Team Lakay head coach Mark Sangiao believes that "The King" (his nickname) could be the next big thing in the sport, following in the footsteps of his seniors such as Eduard Folayang, Kevin Belingon, and Geje Eustaquio.
“It’s a privilege to hear that from Coach Mark. I believe in what he said because I train with the best,” he replies. "There’s no pressure on me." Although the sport offers fame and fortune, the former national Wushu champion insists that education remains as his foremost priority. He knows that he will need another source of income as being a professional athlete has its limits. “By the time I reach 38 or 40, I need to retire and have another day job to support my family,” he conveys. “Education is something that I can use as I grow older."
Gearing up for a battle
As Kingad continues to juggle his attention between schoolwork and MMA, he is gearing up for the semi-final round of the ONE Flyweight World Grand Prix.
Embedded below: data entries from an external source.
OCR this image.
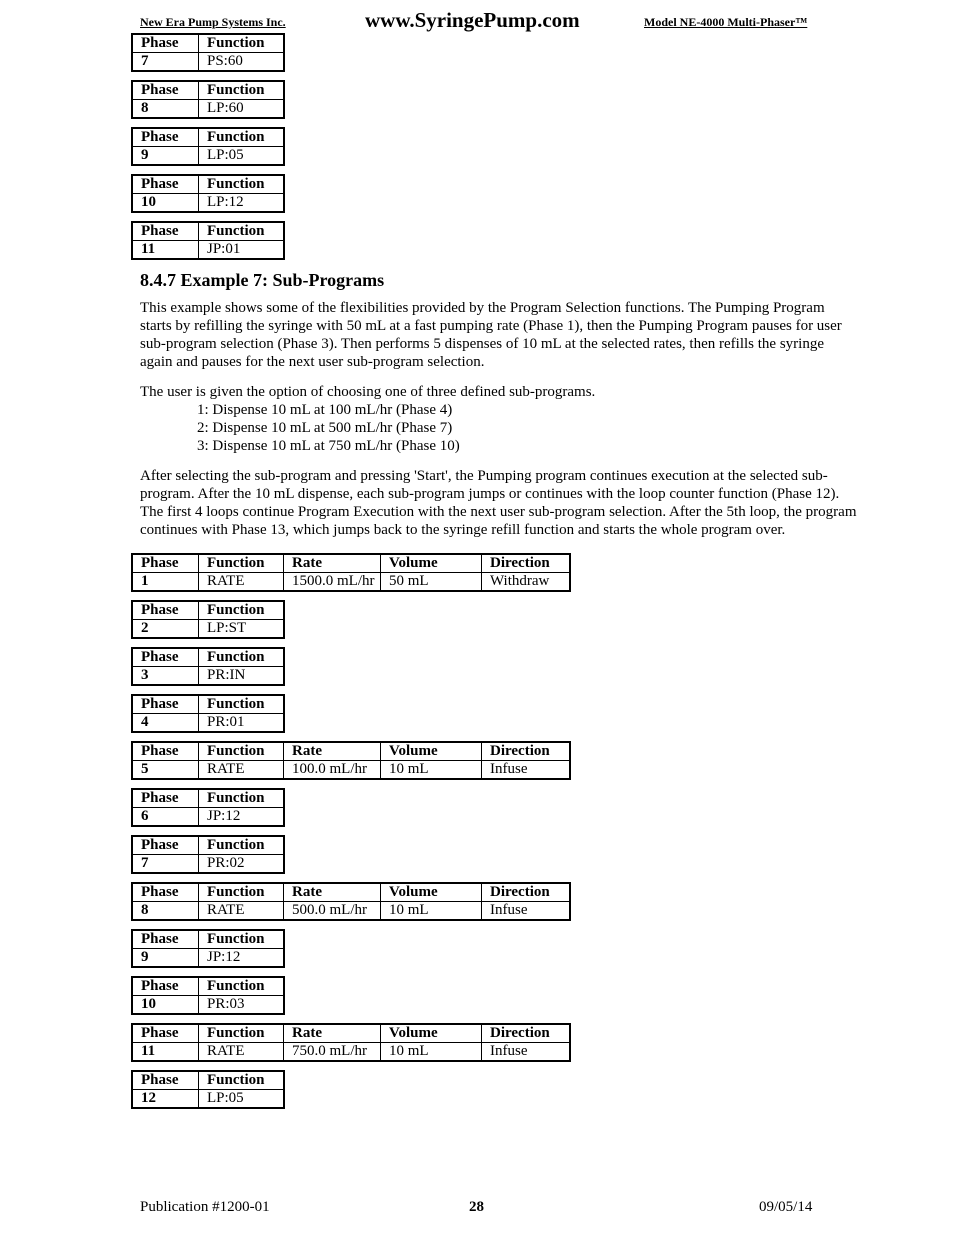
New Era Pump Systems Inc.	www.SyringePump.com	Model NE-4000 Multi-Phaser™
Phase	Function
7	PS:60
Phase	Function
8	LP:60
Phase	Function
9	LP:05
Phase	Function
10	LP:12
Phase	Function
11	JP:01
8.4.7 Example 7: Sub-Programs

This example shows some of the flexibilities provided by the Program Selection functions. The Pumping Program starts by refilling the syringe with 50 mL at a fast pumping rate (Phase 1), then the Pumping Program pauses for user sub-program selection (Phase 3). Then performs 5 dispenses of 10 mL at the selected rates, then refills the syringe again and pauses for the next user sub-program selection.

The user is given the option of choosing one of three defined sub-programs.
1: Dispense 10 mL at 100 mL/hr (Phase 4)
2: Dispense 10 mL at 500 mL/hr (Phase 7)
3: Dispense 10 mL at 750 mL/hr (Phase 10)

After selecting the sub-program and pressing 'Start', the Pumping program continues execution at the selected sub-program. After the 10 mL dispense, each sub-program jumps or continues with the loop counter function (Phase 12). The first 4 loops continue Program Execution with the next user sub-program selection. After the 5th loop, the program continues with Phase 13, which jumps back to the syringe refill function and starts the whole program over.

Phase	Function	Rate	Volume	Direction
1	RATE	1500.0 mL/hr	50 mL	Withdraw
Phase	Function
2	LP:ST
Phase	Function
3	PR:IN
Phase	Function
4	PR:01
Phase	Function	Rate	Volume	Direction
5	RATE	100.0 mL/hr	10 mL	Infuse
Phase	Function
6	JP:12
Phase	Function
7	PR:02
Phase	Function	Rate	Volume	Direction
8	RATE	500.0 mL/hr	10 mL	Infuse
Phase	Function
9	JP:12
Phase	Function
10	PR:03
Phase	Function	Rate	Volume	Direction
11	RATE	750.0 mL/hr	10 mL	Infuse
Phase	Function
12	LP:05
Publication #1200-01	28	09/05/14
He is slated to lock horns with Filipino-Australian spitfire Reece McLaren on the undercard of ONE: Dawn Of Heroes, which takes place at the 20,000-seater Mall Of Asia Arena in Pasay this friday, August 2.
He was originally penciled to duke it out with former flyweight kingpin Kairat Akhmetov, but the latter withdrew from the tournament due to an injury that he sustained in training. McLaren stepped in to take Akhmetov’s place after initially bowing out of the eight-man tourney at the hands of the Kazakh stalwart this past March.
It does not appear that Kingad is bothered by the sudden change of opponent, though his team had to tweak his plan of attack. “It’s pretty much the same. The game plan is to strike and to defend the ground well. I’ll try to keep the fight standing,” he reveals.
Kingad is fully convinced that McLaren is just as good as Akhmetov, as he knows better than to underestimate the challenge in front of him. “Reece is technical on the ground and that’s what I’m trying to avoid," he says. "I don’t think I’ll have a problem in the striking department because that’s my game plan."
If he will walk out of the state-of-the-art showground with his hand raised in triumph, Kingad plans to use it as a platform to remove the derogatory labels attached to prizefighters.
“I am giving everything I have in training for this fight. It will be a testament that pursuing your passion is not a hindrance in securing your future through education," he says. Kingad desires to see himself among the marginally growing number of MMA fighters with college degrees around the globe, proving that the word “unintellectual” has no relevance to the sport.
But for now, The King will have to be at his desk at school, listening to his professor while waiting for the bell to ring so he can head to the gym and train.